Harvard professor Harvey Mansfield has whipped up a small storm in the last few weeks with his call for the new embrace of an old idea: manliness.

Men acting manly, says Mansfield, are what this world needs more of. John Waynes and Teddy Roosevelts, Papa Hemmingways and Schwarzeneggers who stride the modern range and get things done.

The post-feminist dream of a gender-neutral society, says Manfield, has hurt both men and women, and it's time to bust out the manly men inside.

Critics are agog. With Cheney and Rumsfeld and Dubya on the march, they ask, is that not enough saddle burn?

Hear a conversation with Harvey Mansfield about manly men and the call for more manliness.
Here he seems a little less forward thinking in his views. The reality is probably a little of both.
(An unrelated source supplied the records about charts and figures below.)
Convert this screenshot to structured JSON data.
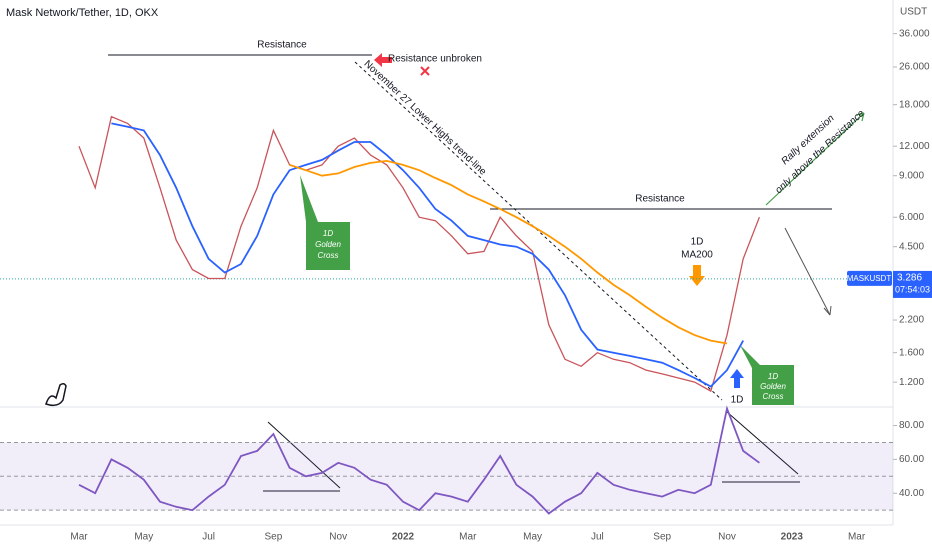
{
  "chart_data": [
    {
      "type": "line",
      "log_scale": true,
      "axis_label": "USDT",
      "categories": [
        "Mar",
        null,
        null,
        null,
        "May",
        null,
        null,
        null,
        "Jul",
        null,
        null,
        null,
        "Sep",
        null,
        null,
        null,
        "Nov",
        null,
        null,
        null,
        "2022",
        null,
        null,
        null,
        "Mar",
        null,
        null,
        null,
        "May",
        null,
        null,
        null,
        "Jul",
        null,
        null,
        null,
        "Sep",
        null,
        null,
        null,
        "Nov",
        null,
        null,
        null,
        "2023",
        null,
        null,
        null,
        "Mar"
      ],
      "series": [
        {
          "color": "#c9545a",
          "values": [
            12,
            8,
            16,
            15,
            13,
            8,
            4.8,
            3.6,
            3.3,
            3.3,
            5.5,
            8,
            14,
            10,
            9.5,
            10,
            12,
            13,
            11,
            10,
            8,
            6,
            5.8,
            5,
            4.2,
            4.3,
            6,
            5,
            4.3,
            2.1,
            1.5,
            1.4,
            1.6,
            1.5,
            1.45,
            1.35,
            1.3,
            1.25,
            1.2,
            1.1,
            1.9,
            4.0,
            6.0,
            null,
            null,
            null,
            null,
            null,
            null
          ]
        },
        {
          "color": "#2962ff",
          "values": [
            null,
            null,
            15,
            14.5,
            14,
            11,
            8,
            5.5,
            4,
            3.5,
            3.8,
            5,
            7.5,
            9.5,
            10,
            10.5,
            11.5,
            12.5,
            12.5,
            11,
            9.5,
            8,
            6.5,
            5.8,
            5,
            4.8,
            4.6,
            4.5,
            4.2,
            3.6,
            2.8,
            2.0,
            1.65,
            1.6,
            1.55,
            1.5,
            1.45,
            1.35,
            1.25,
            1.15,
            1.35,
            1.8,
            null,
            null,
            null,
            null,
            null,
            null,
            null
          ]
        },
        {
          "color": "#ff9800",
          "values": [
            null,
            null,
            null,
            null,
            null,
            null,
            null,
            null,
            null,
            null,
            null,
            null,
            null,
            10,
            9.5,
            9,
            9.2,
            9.8,
            10.2,
            10.4,
            10,
            9.5,
            8.8,
            8.2,
            7.5,
            7,
            6.5,
            6,
            5.5,
            5,
            4.5,
            4,
            3.5,
            3.1,
            2.8,
            2.5,
            2.25,
            2.05,
            1.9,
            1.8,
            1.75,
            null,
            null,
            null,
            null,
            null,
            null,
            null,
            null
          ]
        }
      ],
      "ylim": [
        0.96,
        50
      ],
      "yticks": [
        {
          "value": 1.2,
          "label": "1.200"
        },
        {
          "value": 1.6,
          "label": "1.600"
        },
        {
          "value": 2.2,
          "label": "2.200"
        },
        {
          "value": 4.5,
          "label": "4.500"
        },
        {
          "value": 6,
          "label": "6.000"
        },
        {
          "value": 9,
          "label": "9.000"
        },
        {
          "value": 12,
          "label": "12.000"
        },
        {
          "value": 18,
          "label": "18.000"
        },
        {
          "value": 26,
          "label": "26.000"
        },
        {
          "value": 36,
          "label": "36.000"
        }
      ],
      "last_value": 3.286,
      "symbol": "MASKUSDT",
      "countdown": "07:54:03",
      "annotations": {
        "title": "Mask Network/Tether, 1D, OKX",
        "resistance_top": "Resistance",
        "resistance_unbroken": "Resistance unbroken",
        "trend_line": "November 27 Lower Highs trend-line",
        "resistance_mid": "Resistance",
        "golden_cross_1": [
          "1D",
          "Golden",
          "Cross"
        ],
        "ma200": [
          "1D",
          "MA200"
        ],
        "golden_cross_2": [
          "1D",
          "Golden",
          "Cross"
        ],
        "blue_1d": "1D",
        "rally": [
          "Rally extension",
          "only above the Resistance"
        ]
      }
    },
    {
      "type": "line",
      "series": [
        {
          "color": "#7e57c2",
          "values": [
            45,
            40,
            60,
            55,
            48,
            35,
            32,
            30,
            38,
            45,
            62,
            65,
            75,
            55,
            50,
            52,
            58,
            55,
            48,
            45,
            35,
            30,
            40,
            38,
            35,
            48,
            62,
            45,
            38,
            28,
            35,
            40,
            52,
            45,
            42,
            40,
            38,
            42,
            40,
            45,
            90,
            65,
            58,
            null,
            null,
            null,
            null,
            null,
            null
          ]
        }
      ],
      "ylim": [
        23,
        88
      ],
      "yticks": [
        {
          "value": 40,
          "label": "40.00"
        },
        {
          "value": 60,
          "label": "60.00"
        },
        {
          "value": 80,
          "label": "80.00"
        }
      ],
      "levels": [
        30,
        50,
        70
      ]
    }
  ]
}
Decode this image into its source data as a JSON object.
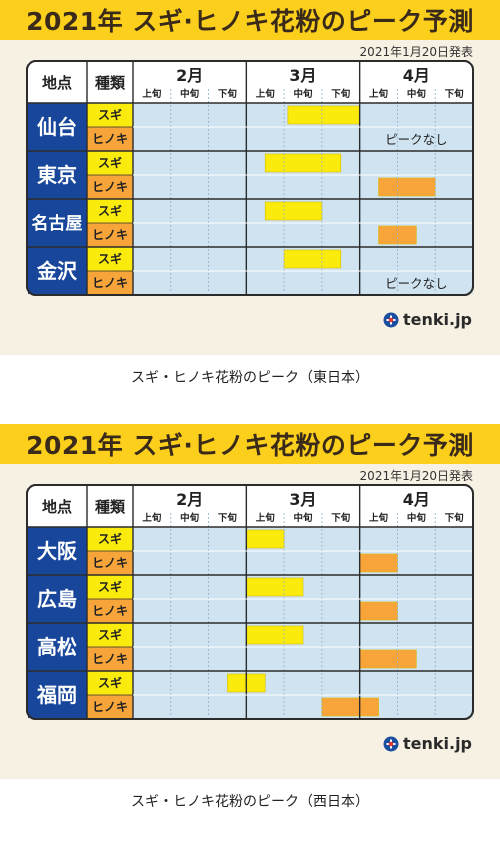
{
  "panels": [
    {
      "title": "2021年 スギ·ヒノキ花粉のピーク予測",
      "date_note": "2021年1月20日発表",
      "caption": "スギ・ヒノキ花粉のピーク（東日本）",
      "logo": "tenki.jp",
      "chart_data": {
        "type": "gantt",
        "header_location": "地点",
        "header_species": "種類",
        "months": [
          "2月",
          "3月",
          "4月"
        ],
        "periods": [
          "上旬",
          "中旬",
          "下旬"
        ],
        "colors": {
          "スギ": "#fbeb0c",
          "ヒノキ": "#f7a53a"
        },
        "unit": "period index 0–9 (2月上旬 = 0, 4月下旬 = 9)",
        "cities": [
          {
            "name": "仙台",
            "rows": [
              {
                "species": "スギ",
                "start": 4.1,
                "end": 6.0,
                "note": ""
              },
              {
                "species": "ヒノキ",
                "start": null,
                "end": null,
                "note": "ピークなし"
              }
            ]
          },
          {
            "name": "東京",
            "rows": [
              {
                "species": "スギ",
                "start": 3.5,
                "end": 5.5,
                "note": ""
              },
              {
                "species": "ヒノキ",
                "start": 6.5,
                "end": 8.0,
                "note": ""
              }
            ]
          },
          {
            "name": "名古屋",
            "rows": [
              {
                "species": "スギ",
                "start": 3.5,
                "end": 5.0,
                "note": ""
              },
              {
                "species": "ヒノキ",
                "start": 6.5,
                "end": 7.5,
                "note": ""
              }
            ]
          },
          {
            "name": "金沢",
            "rows": [
              {
                "species": "スギ",
                "start": 4.0,
                "end": 5.5,
                "note": ""
              },
              {
                "species": "ヒノキ",
                "start": null,
                "end": null,
                "note": "ピークなし"
              }
            ]
          }
        ]
      }
    },
    {
      "title": "2021年 スギ·ヒノキ花粉のピーク予測",
      "date_note": "2021年1月20日発表",
      "caption": "スギ・ヒノキ花粉のピーク（西日本）",
      "logo": "tenki.jp",
      "chart_data": {
        "type": "gantt",
        "header_location": "地点",
        "header_species": "種類",
        "months": [
          "2月",
          "3月",
          "4月"
        ],
        "periods": [
          "上旬",
          "中旬",
          "下旬"
        ],
        "colors": {
          "スギ": "#fbeb0c",
          "ヒノキ": "#f7a53a"
        },
        "unit": "period index 0–9 (2月上旬 = 0, 4月下旬 = 9)",
        "cities": [
          {
            "name": "大阪",
            "rows": [
              {
                "species": "スギ",
                "start": 3.0,
                "end": 4.0,
                "note": ""
              },
              {
                "species": "ヒノキ",
                "start": 6.0,
                "end": 7.0,
                "note": ""
              }
            ]
          },
          {
            "name": "広島",
            "rows": [
              {
                "species": "スギ",
                "start": 3.0,
                "end": 4.5,
                "note": ""
              },
              {
                "species": "ヒノキ",
                "start": 6.0,
                "end": 7.0,
                "note": ""
              }
            ]
          },
          {
            "name": "高松",
            "rows": [
              {
                "species": "スギ",
                "start": 3.0,
                "end": 4.5,
                "note": ""
              },
              {
                "species": "ヒノキ",
                "start": 6.0,
                "end": 7.5,
                "note": ""
              }
            ]
          },
          {
            "name": "福岡",
            "rows": [
              {
                "species": "スギ",
                "start": 2.5,
                "end": 3.5,
                "note": ""
              },
              {
                "species": "ヒノキ",
                "start": 5.0,
                "end": 6.5,
                "note": ""
              }
            ]
          }
        ]
      }
    }
  ]
}
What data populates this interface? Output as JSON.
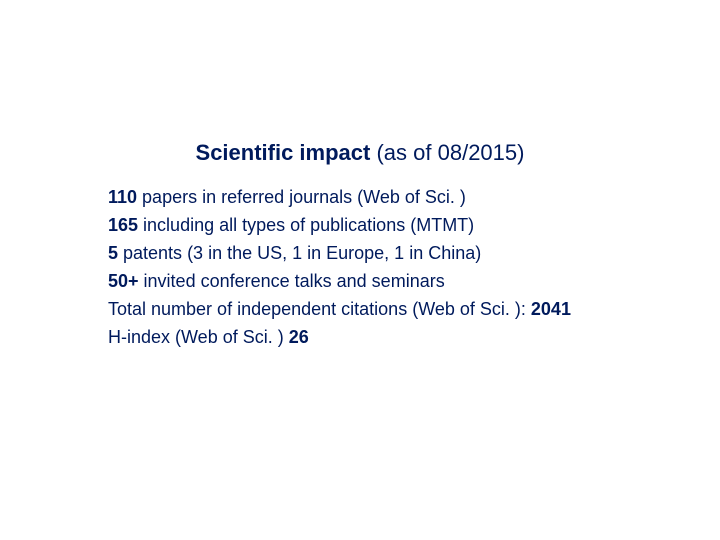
{
  "colors": {
    "text": "#001a5c",
    "background": "#ffffff"
  },
  "typography": {
    "title_fontsize": 22,
    "body_fontsize": 18,
    "font_family": "Arial"
  },
  "title": {
    "bold": "Scientific impact",
    "rest": " (as of 08/2015)"
  },
  "lines": {
    "l1": {
      "bold": "110",
      "rest": " papers in referred journals (Web of Sci. )"
    },
    "l2": {
      "bold": "165",
      "rest": " including all types of publications (MTMT)"
    },
    "l3": {
      "bold": "5",
      "rest": " patents (3 in the US, 1 in Europe, 1 in China)"
    },
    "l4": {
      "bold": "50+",
      "rest": " invited conference talks and seminars"
    },
    "l5": {
      "pre": "Total number of independent citations (Web of Sci. ): ",
      "bold": "2041"
    },
    "l6": {
      "pre": "H-index (Web of Sci. ) ",
      "bold": "26"
    }
  }
}
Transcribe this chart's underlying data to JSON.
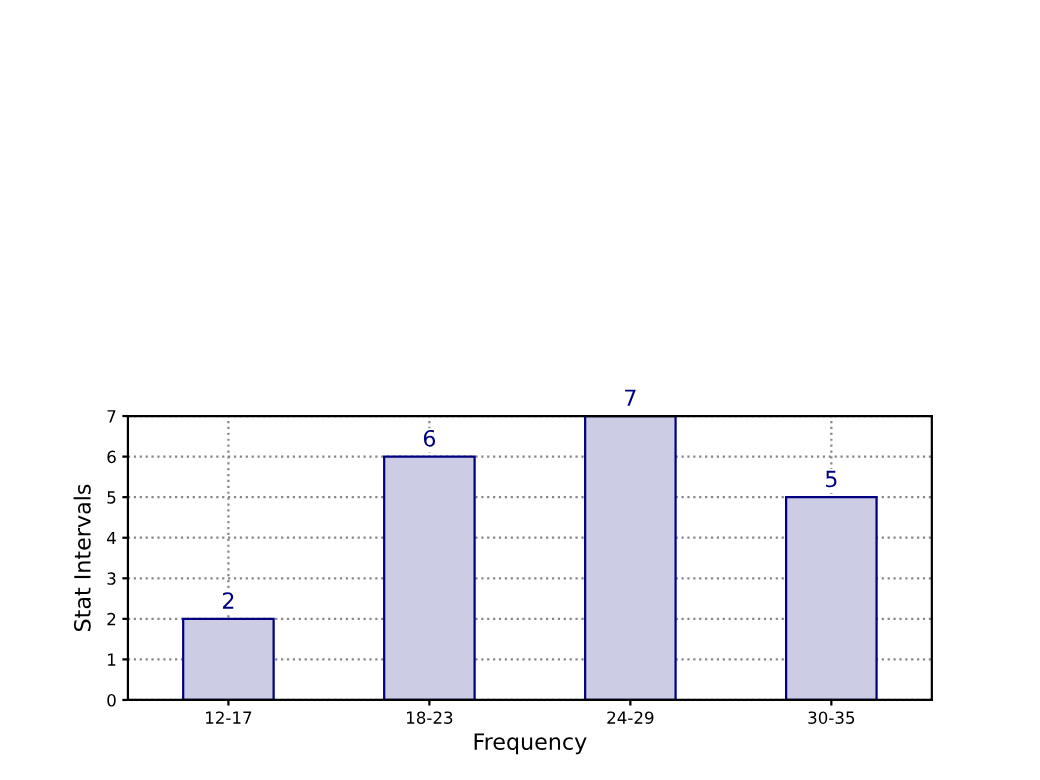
{
  "chart_data": {
    "type": "bar",
    "xlabel": "Frequency",
    "ylabel": "Stat Intervals",
    "categories": [
      "12-17",
      "18-23",
      "24-29",
      "30-35"
    ],
    "values": [
      2,
      6,
      7,
      5
    ],
    "color": "#ccccе5",
    "ylim": [
      0,
      7
    ],
    "yticks": [
      0,
      1,
      2,
      3,
      4,
      5,
      6,
      7
    ],
    "grid": true,
    "data_labels": true
  }
}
I'd love to hear what any of you think of Mansfield and his ideas.


1 comment:

Anonymous said...

Very intriguing. Like you, I want a third way. It seems the problem is that so many want to place limitations on what a man can be, just as limitations are placed on women. Maybe this is just human nature, to want clear lines and categories. But that's where the problems sneak in. Regardless of how we define manliness or femininity, once we do so we, by default, leave out those who simply do not fit these categories. And there will always be those who do not fit. So are they not men? We're just perpetuating the idea that these men somehow do not measure up to the standard. Instead of just erasing the old lines and drawing new ones, i think we need to see men and women more as people and not genders. Are we not more than our genitalia?